Cocokala offers a typical selection of robatayaki, or grilled skewers, including outrageously delicious chicken skin skewers, a steal at $1.80. Any of the bacon-wrapped options—asparagus, tomato or mushroom ($2.30 each)—are also a fine choice, while grilled squid ($5.50) delivers nice char without being overly chewy.
There’s an ample seafood selection. Black cod miso ($7.50) is a sweet, smoky standard prepared particularly well, but a bigger surprise is the bakudan ($6.50), combining diced tuna, mountain potato, okra and natto (fermented soybeans) in a meld of light deliciousness. Natto might be an acquired taste, but I’m a big fan of the funky legumes. Mix in a bit of shoyu and you’ve got a memorable dish.
Other unique choices include spoon rices, essentially spoon-sized sushi servings with options including spicy tuna and yellowtail. Best of all is the sea urchin and nori paste ($3.90)—a handy amuse-esque serving delivering oceanic essence in a single shot; it should be an order on every visit. Another surprise: the mildly flavored seared smoked cheese ($6.80). Served atop daikon slices, it’s just eccentric enough to be craveable.
Cocokala is food-centric but also boasts the Valley’s best selection of Japanese beers outside of Monte Carlo’s Yusho, without the Strip surcharge. The Japanese have some of the best beer names. Try the I’m Sorry, abounding with citrus and hints of sake, or venture toward Wednesday Cat witbier or Blessing of Tama pale ale. This reads less like a beer list and more like a Life Is Beautiful band lineup, if you ask me.

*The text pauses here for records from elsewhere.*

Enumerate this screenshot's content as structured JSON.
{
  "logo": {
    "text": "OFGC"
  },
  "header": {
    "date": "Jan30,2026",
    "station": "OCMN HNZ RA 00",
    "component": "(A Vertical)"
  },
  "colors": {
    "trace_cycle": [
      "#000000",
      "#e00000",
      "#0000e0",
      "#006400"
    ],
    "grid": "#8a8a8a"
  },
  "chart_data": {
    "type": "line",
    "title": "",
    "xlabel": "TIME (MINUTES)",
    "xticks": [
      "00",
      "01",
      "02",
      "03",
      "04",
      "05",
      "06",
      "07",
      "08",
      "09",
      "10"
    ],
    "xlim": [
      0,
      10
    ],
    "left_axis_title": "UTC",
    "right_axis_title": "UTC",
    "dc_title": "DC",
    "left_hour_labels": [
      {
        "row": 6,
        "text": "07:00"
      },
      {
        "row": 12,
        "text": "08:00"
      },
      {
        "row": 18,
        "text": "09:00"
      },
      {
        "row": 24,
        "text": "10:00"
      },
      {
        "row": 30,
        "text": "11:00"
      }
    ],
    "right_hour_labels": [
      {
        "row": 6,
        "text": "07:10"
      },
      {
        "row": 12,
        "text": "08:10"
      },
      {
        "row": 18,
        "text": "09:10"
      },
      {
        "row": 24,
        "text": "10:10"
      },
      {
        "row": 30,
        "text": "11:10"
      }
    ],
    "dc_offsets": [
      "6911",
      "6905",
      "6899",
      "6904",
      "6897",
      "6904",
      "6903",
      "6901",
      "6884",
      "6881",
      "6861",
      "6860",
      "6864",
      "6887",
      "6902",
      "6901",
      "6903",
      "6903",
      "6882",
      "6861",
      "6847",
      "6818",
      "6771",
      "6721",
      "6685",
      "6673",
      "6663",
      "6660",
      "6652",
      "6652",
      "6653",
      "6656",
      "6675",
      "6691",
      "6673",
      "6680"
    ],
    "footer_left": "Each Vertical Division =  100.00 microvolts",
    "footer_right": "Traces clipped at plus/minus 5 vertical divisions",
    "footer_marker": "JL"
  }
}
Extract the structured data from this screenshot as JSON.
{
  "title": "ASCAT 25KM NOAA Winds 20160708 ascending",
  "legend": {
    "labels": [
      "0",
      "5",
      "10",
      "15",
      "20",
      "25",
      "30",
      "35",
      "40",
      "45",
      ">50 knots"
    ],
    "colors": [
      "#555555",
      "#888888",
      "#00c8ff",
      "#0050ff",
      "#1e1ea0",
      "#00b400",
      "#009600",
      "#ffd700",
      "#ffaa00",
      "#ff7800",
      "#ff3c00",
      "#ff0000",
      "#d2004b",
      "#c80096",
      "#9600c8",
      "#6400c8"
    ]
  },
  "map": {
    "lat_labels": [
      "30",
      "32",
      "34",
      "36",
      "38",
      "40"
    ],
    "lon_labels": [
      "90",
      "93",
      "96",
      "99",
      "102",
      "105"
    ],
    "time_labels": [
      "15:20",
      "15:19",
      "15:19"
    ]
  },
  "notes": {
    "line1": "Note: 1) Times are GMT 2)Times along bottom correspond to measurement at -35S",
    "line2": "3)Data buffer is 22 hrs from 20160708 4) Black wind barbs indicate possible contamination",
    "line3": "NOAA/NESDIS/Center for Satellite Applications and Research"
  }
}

In my spectrum of local izakayas, Cocokala falls somewhere between Kyara and Ichiza. While it’s missing the entertaining kana found on the walls at Ichiza, instructional menu photos make it an interactive dining experience as you browse. And the food itself is almost comparable to the stellar Kyara, no small achievement in my book.
Izakaya Cocokala 4449 W. Flamingo Road, 702-538-9556. Tuesday-Sunday, 6 p.m.-4 a.m.